Plusieurs journalistes ont leurs caméras braquées sur une ancienne usine de tabac à Yayladagi, village turc d'environ 6200 personnes à moins de 10 km de la frontière turco-syrienne. Leurs objectifs se fixent sur des visages qu'ils entrevoient à travers des barreaux de métal rouillé recouverts d'une toile bleue.

Le camp de Yayladagi est l'une des trois installations mises en place par le gouvernement turc pour accueillir les réfugiés qui fuient l'armée et les forces spéciales déployées par Bachar al-Assad.

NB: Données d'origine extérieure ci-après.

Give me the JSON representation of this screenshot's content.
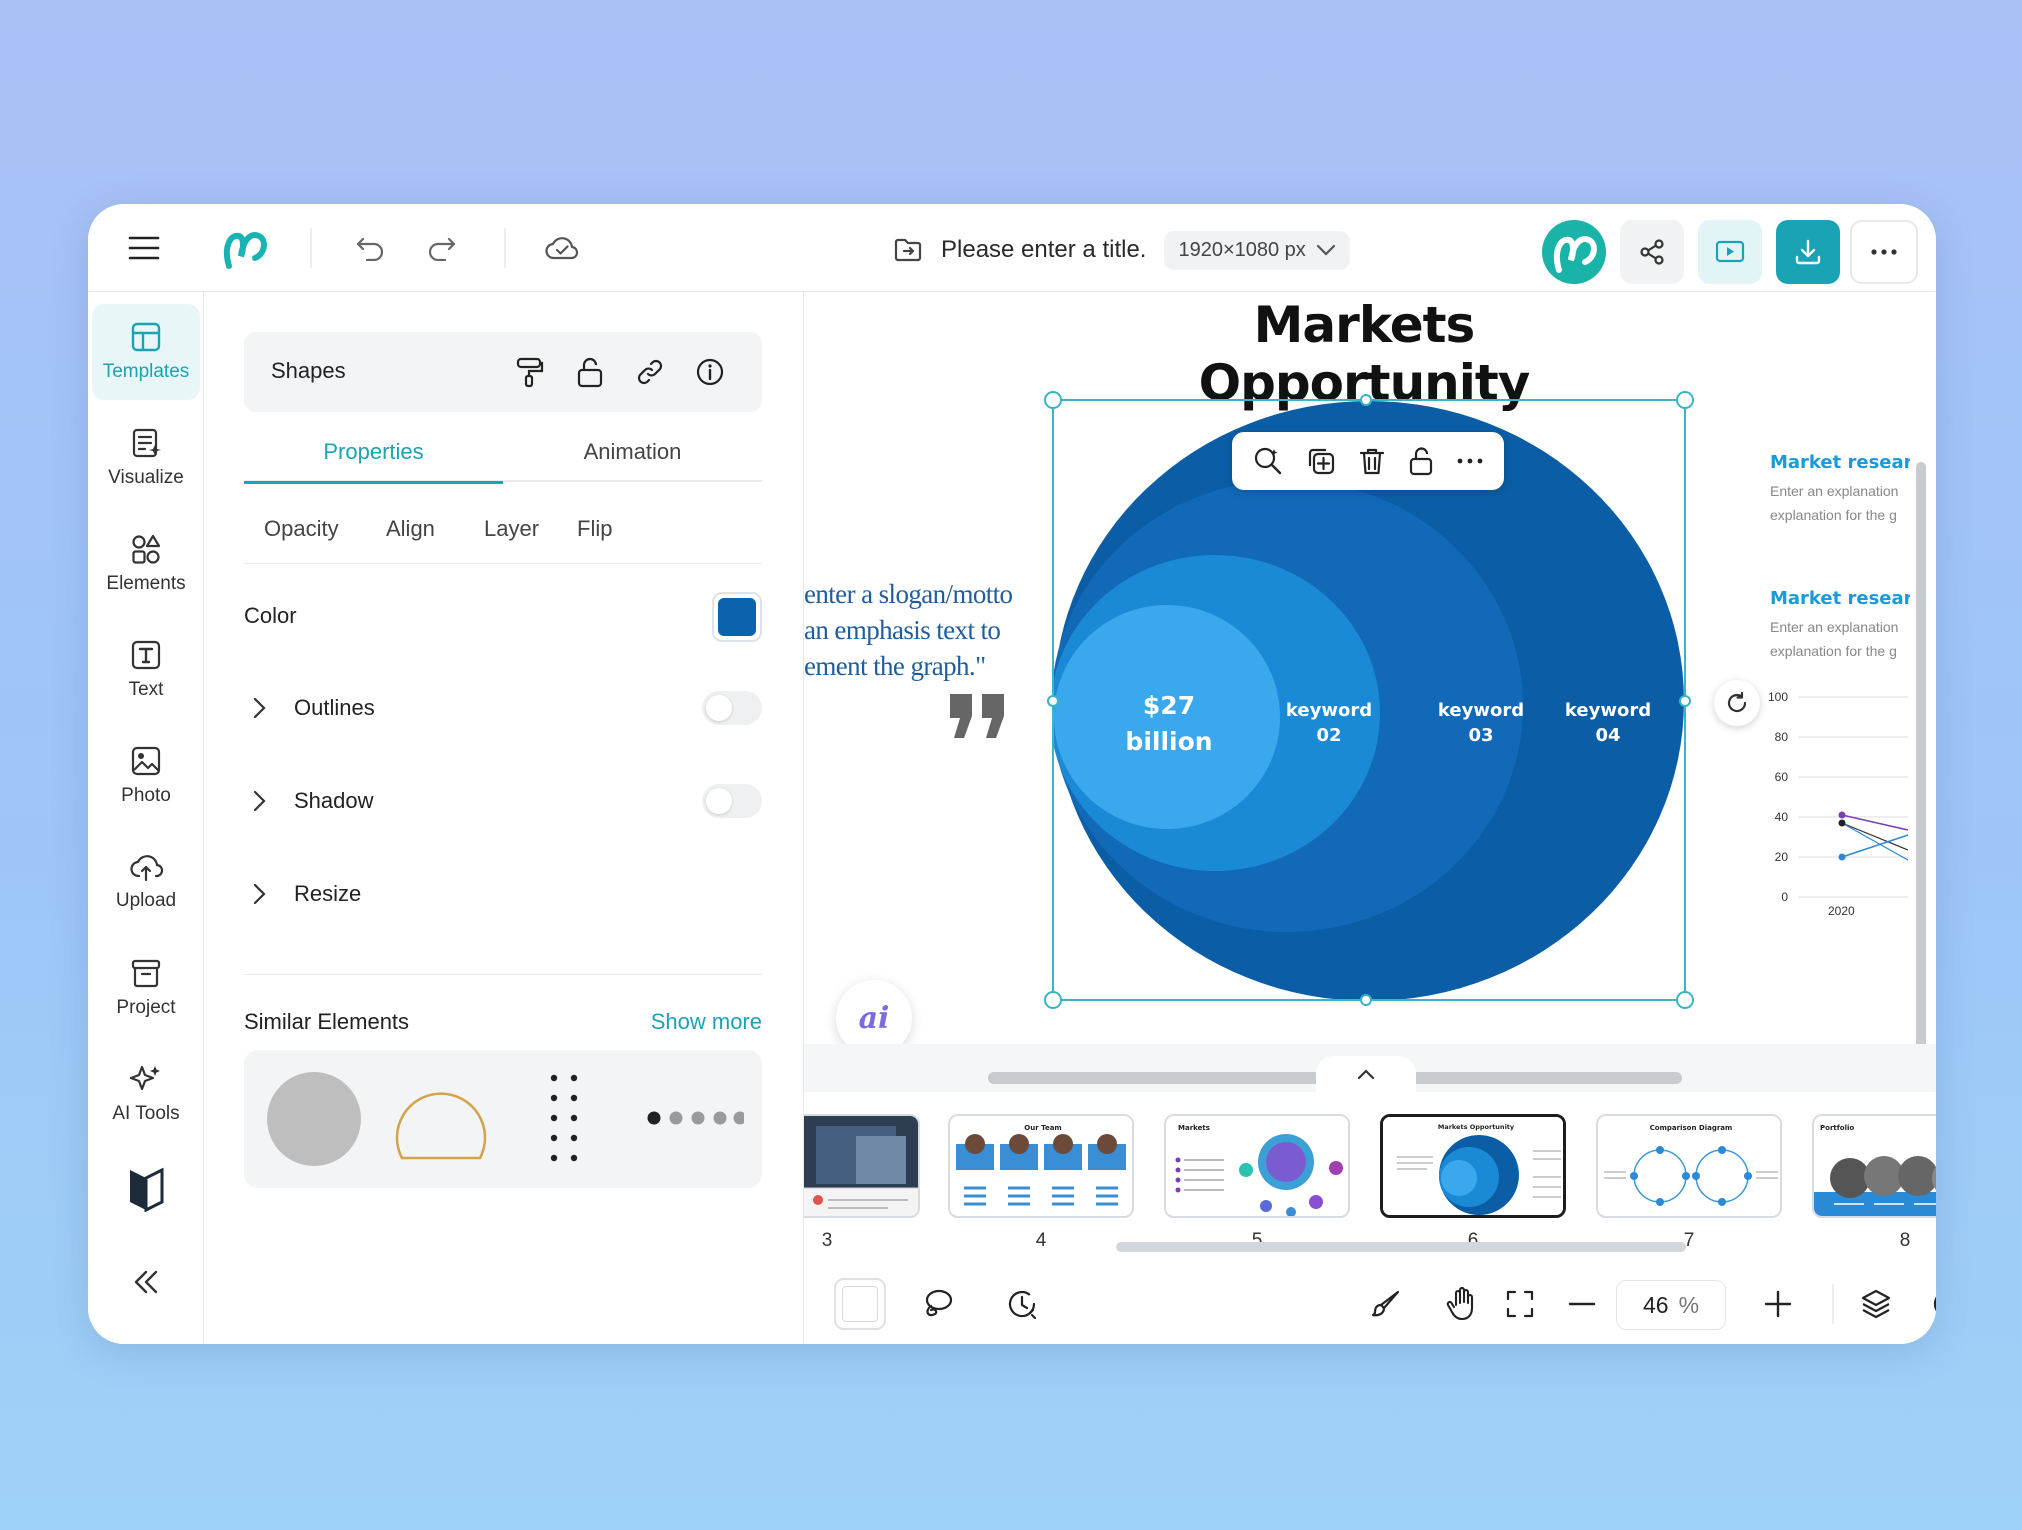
{
  "app": {
    "logo_label": "Mango"
  },
  "header": {
    "doc_title": "Please enter a title.",
    "canvas_size": "1920×1080 px"
  },
  "nav": {
    "items": [
      {
        "label": "Templates",
        "icon": "template-icon"
      },
      {
        "label": "Visualize",
        "icon": "visualize-icon"
      },
      {
        "label": "Elements",
        "icon": "elements-icon"
      },
      {
        "label": "Text",
        "icon": "text-icon"
      },
      {
        "label": "Photo",
        "icon": "photo-icon"
      },
      {
        "label": "Upload",
        "icon": "upload-icon"
      },
      {
        "label": "Project",
        "icon": "project-icon"
      },
      {
        "label": "AI Tools",
        "icon": "ai-tools-icon"
      }
    ],
    "active": "Templates"
  },
  "panel": {
    "section_title": "Shapes",
    "tabs": [
      "Properties",
      "Animation"
    ],
    "active_tab": "Properties",
    "subtabs": [
      "Opacity",
      "Align",
      "Layer",
      "Flip"
    ],
    "color_label": "Color",
    "color_value": "#0b63ad",
    "rows": [
      {
        "label": "Outlines",
        "toggle": false
      },
      {
        "label": "Shadow",
        "toggle": false
      },
      {
        "label": "Resize"
      }
    ],
    "similar_title": "Similar Elements",
    "show_more": "Show more"
  },
  "slide": {
    "title": "Markets Opportunity",
    "quote_lines": [
      "enter a slogan/motto",
      "an emphasis text to",
      "ement the graph.\""
    ],
    "center_value_line1": "$27",
    "center_value_line2": "billion",
    "keywords": [
      {
        "line1": "keyword",
        "line2": "02"
      },
      {
        "line1": "keyword",
        "line2": "03"
      },
      {
        "line1": "keyword",
        "line2": "04"
      }
    ],
    "side_blocks": [
      {
        "title": "Market researc",
        "line1": "Enter an explanation",
        "line2": "explanation for the g"
      },
      {
        "title": "Market researc",
        "line1": "Enter an explanation",
        "line2": "explanation for the g"
      }
    ],
    "mini_chart_ticks": [
      "100",
      "80",
      "60",
      "40",
      "20",
      "0"
    ],
    "mini_chart_x": "2020",
    "ai_badge": "ai"
  },
  "colors": {
    "accent": "#1aa3b5",
    "ring_outer": "#0b5ea6",
    "ring_2": "#1269b8",
    "ring_3": "#1b8ad6",
    "ring_inner": "#3aa8ec"
  },
  "filmstrip": {
    "slides": [
      {
        "num": "3",
        "title": ""
      },
      {
        "num": "4",
        "title": "Our Team"
      },
      {
        "num": "5",
        "title": "Markets"
      },
      {
        "num": "6",
        "title": "Markets Opportunity"
      },
      {
        "num": "7",
        "title": "Comparison Diagram"
      },
      {
        "num": "8",
        "title": "Portfolio"
      }
    ],
    "active": "6"
  },
  "bottom": {
    "zoom_value": "46",
    "zoom_unit": "%"
  }
}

Depuis mars, les Syriens manifestent pour se débarrasser d'une dictature brutale vieille de 40 ans, à quoi le régime a riposté par des représailles sanglantes.

Plus de 1300 personnes ont été tuées et des milliers arrêtées par l'armée syrienne et ses forces spéciales depuis le début des manifestations, selon des ONG locales.

Les réfugiés les plus récents arrivent de Jisr al-Choughour, ville où des hommes auraient été «coupés vivants par des machines qui servent à couper les cannes à sucre», raconte le jeune Mohammed, qui a dû relever une portion de la toile bleue afin de s'entretenir avec nous. Les autorités turques interdisent aux réfugiés de s'adresser aux médias.

Fuir l'armée

Sans même se chausser, Mohammed et sa famille ont fui leur village et sont arrivés illégalement en Turquie. Deux de ses frères ont été blessés par balle par l'armée syrienne alors qu'ils tentaient de traverser la frontière. Ils ont fui Jisr al-Choughour il y a deux semaines, quand ils ont su que l'armée approchait à grands pas.

La chaîne d'information Syria TV, dirigée par le gouvernement syrien, a rapporté cette semaine -justification aussi classique que nébuleuse- qu'une intervention était «nécessaire pour contenir cette ville où se cachent des terroristes».

Il est difficile de corroborer les témoignages de ces réfugiés effrayés, qui refusent de se nommer. La situation est d'autant plus ardue que les journalistes ne peuvent entrer en Syrie, que les lignes téléphoniques sont coupées et que les connexions internet sont intermittentes. Cependant, plusieurs sources, dans les trois camps, ont signalé l'existence d'une usine de canne à sucre transformée en quartier général par l'armée syrienne.

Grève de la faim

Notons par ailleurs que les chiffres officiels sur le nombre de réfugiés ne tiennent pas compte de ceux qui ont franchi la frontière illégalement, à l'insu des autorités turques. La plupart, de jeunes hommes, logent chez des proches.

C'est le cas d'Ahmed, rencontré à Guvecci, village à moins de 2km de la Syrie, qui hésite d'abord à se confier. Il devient plus confiant en entendant la voix de notre traducteur, qui n'a pas l'accent alaouite, cette minorité au pouvoir en Syrie. La plupart des Syriens rencontrés par La Presse refusent de parler, persuadés que le Mukhabarat, police secrète syrienne, est entré en Turquie pour les intimider.

Agité, il raconte avoir été témoin de l'avancée des troupes syriennes, qui tuent hommes, femmes et enfants. Pour preuve, il nous montre des scènes qu'il a filmées.

Abu Tayeb, qui a reçu un projectile dans la jambe en avril dernier, s'est pour sa part entretenu avec nous au téléphone du camp de Yayladagi, alors qu'un infirmier du Croissant-Rouge turc changeait ses pansements dans un hôpital improvisé.

Il confirme que les réfugiés ont entrepris une grève de la faim d'une journée vendredi dernier pour s'opposer au gouvernement Assad en ce jour de prière devenu jour de violence en Syrie. «La grève sert aussi à clamer notre droit d'expression devant les médias. Je veux pouvoir montrer au reste du monde ce qui se passe réellement en Syrie.»